Artificial protein hydrogels made from a triblock protein (designated AC10A, where A is an acidic zipper domain and C10 comprises 10 repeats of the nonapeptide sequence exhibit normalized plateau storage moduli (G'∞/nkT) less than 0.13 at all concentrations, pH values, and ionic strengths examined. These gels are surprisingly soft due to loop formation at the expense of bridges between physical junctions.

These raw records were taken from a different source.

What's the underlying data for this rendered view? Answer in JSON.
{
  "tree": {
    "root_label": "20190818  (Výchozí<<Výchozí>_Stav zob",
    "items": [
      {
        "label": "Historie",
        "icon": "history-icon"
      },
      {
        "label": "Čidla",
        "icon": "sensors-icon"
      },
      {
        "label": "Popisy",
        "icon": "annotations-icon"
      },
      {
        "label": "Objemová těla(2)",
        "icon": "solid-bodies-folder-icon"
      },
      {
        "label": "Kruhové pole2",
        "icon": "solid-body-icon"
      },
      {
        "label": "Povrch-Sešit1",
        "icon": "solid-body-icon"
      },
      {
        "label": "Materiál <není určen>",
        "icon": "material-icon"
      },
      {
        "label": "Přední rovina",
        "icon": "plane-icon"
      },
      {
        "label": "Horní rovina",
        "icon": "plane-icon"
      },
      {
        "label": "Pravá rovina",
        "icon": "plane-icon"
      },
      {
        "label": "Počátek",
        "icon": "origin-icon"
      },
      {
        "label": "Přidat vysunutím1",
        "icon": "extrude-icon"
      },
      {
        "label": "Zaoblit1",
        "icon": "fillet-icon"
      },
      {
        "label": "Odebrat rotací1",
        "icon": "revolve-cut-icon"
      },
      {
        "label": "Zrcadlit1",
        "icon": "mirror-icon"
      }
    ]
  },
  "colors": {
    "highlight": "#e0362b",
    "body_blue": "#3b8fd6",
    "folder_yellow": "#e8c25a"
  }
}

Molecular-level evidence of loop formation is provided by strong fluorescence energy transfer (FRET) between distinct chromophores placed at the C- and N-termini of labelled chains diluted in an excess of unlabelled chains. The tendency to form loops originates from the compact size of the random coil midblock (mean RH(C10)≈ 20 Å, determined from quasi-elastic light scattering of C10), and is facilitated by the ability of the leucine zipper domains to form antiparallel aggregates. Although the aggregation number of the leucine zipper domains is small (tetrameric, determined from multi-angle static light scattering of AC10 diblock), the average center-to-center distance between aggregates is roughly 1.5 times the average end-to-end distance of the C10 domain in a 7% w/v network. To avoid stretching the C10 domain, the chains tend to form loops. Changes in pH or ionic strength that expand the polyelectrolyte midblock favor bridging, leading to greater G'∞ as long as leucine zipper endblocks do not dissociate. Understanding of the network structure provided successful design strategies to increase the rigidity of these hydrogels. In contrast to intuitive design concepts for rubber and gel materials, it was shown that increasing either the length or the charge density of the midblock increases rigidity, because fewer chains are wasted in loop formation.